Thermally Stimulated Currents in Si〈P,Au〉: Analysis of Rate Equations

Abstract

Thermally stimulated currents (TSCs) in semiconductors were analyzed theoretically in terms of a single-level model. The rate equations describing TSCs in the single-level model were solved numerically for various process parameters, which made it possible to assess the effect of each parameter on the TSC curve. The effects of physical and instrumental parameters were analyzed: the former characterize the material and cannot be changed during measurements, and the latter can be varied readily during experiment (applied voltage, excitation intensity, etc.). By adjusting the instrumental parameters, one can control the shape of the TSC curve and, eventually, assess the parameters of trap levels.
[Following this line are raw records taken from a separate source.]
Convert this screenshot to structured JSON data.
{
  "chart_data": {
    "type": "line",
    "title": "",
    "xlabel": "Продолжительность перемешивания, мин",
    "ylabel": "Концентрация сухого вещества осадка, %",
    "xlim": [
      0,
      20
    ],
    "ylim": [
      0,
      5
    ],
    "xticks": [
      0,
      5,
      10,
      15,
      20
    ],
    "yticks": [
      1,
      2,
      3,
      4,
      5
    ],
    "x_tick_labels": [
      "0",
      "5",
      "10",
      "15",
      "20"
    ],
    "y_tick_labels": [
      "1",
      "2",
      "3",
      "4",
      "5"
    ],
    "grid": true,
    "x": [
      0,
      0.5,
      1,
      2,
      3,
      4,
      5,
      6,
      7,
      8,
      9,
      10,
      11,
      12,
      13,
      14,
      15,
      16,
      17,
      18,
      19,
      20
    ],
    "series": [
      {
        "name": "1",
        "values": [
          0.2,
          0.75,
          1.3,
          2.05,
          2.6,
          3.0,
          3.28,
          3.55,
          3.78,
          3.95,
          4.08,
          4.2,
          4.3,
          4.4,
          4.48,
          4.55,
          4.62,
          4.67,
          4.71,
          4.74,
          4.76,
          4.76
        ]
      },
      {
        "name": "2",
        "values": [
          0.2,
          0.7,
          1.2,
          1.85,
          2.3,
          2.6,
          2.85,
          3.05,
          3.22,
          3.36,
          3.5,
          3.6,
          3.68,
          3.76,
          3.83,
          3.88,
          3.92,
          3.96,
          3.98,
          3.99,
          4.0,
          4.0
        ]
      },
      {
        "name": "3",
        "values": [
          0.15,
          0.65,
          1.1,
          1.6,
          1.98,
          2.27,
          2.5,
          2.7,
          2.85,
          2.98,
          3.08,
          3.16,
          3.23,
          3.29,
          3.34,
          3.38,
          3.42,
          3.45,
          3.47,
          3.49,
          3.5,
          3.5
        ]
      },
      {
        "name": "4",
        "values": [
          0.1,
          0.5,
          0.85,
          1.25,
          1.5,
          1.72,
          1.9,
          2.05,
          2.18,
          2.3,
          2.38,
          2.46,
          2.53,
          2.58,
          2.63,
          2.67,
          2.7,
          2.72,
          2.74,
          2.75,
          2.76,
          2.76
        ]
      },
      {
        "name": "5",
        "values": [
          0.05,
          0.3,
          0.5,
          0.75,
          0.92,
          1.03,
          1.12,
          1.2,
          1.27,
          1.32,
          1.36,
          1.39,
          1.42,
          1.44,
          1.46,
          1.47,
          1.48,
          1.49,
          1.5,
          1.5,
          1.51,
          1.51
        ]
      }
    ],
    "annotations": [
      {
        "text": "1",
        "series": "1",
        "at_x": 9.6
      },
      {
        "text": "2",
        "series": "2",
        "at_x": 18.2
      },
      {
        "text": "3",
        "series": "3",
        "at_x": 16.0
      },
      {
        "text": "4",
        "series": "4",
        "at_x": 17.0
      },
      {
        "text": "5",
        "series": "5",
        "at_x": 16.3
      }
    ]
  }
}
The slow and fast retrapping approximations were examined for an arbitrary heating profile and constant-rate heating followed by isothermal holding until complete detrapping. The effect of excitation wavelength on the TSC in Si〈P,Au〉 was studied. It was shown that, using resonance photoexcitation, one can identify the type (electron or hole) of the traps and evaluate their ionization energy. A new approach to TSC data processing was proposed: cleaning of a higher temperature peak from the lower temperature peak by storing the preilluminated material in the dark at the relaxation temperature of the lower temperature peak. The depths and capture cross sections of three trapping centers in Si〈P,Au〉 were evaluated.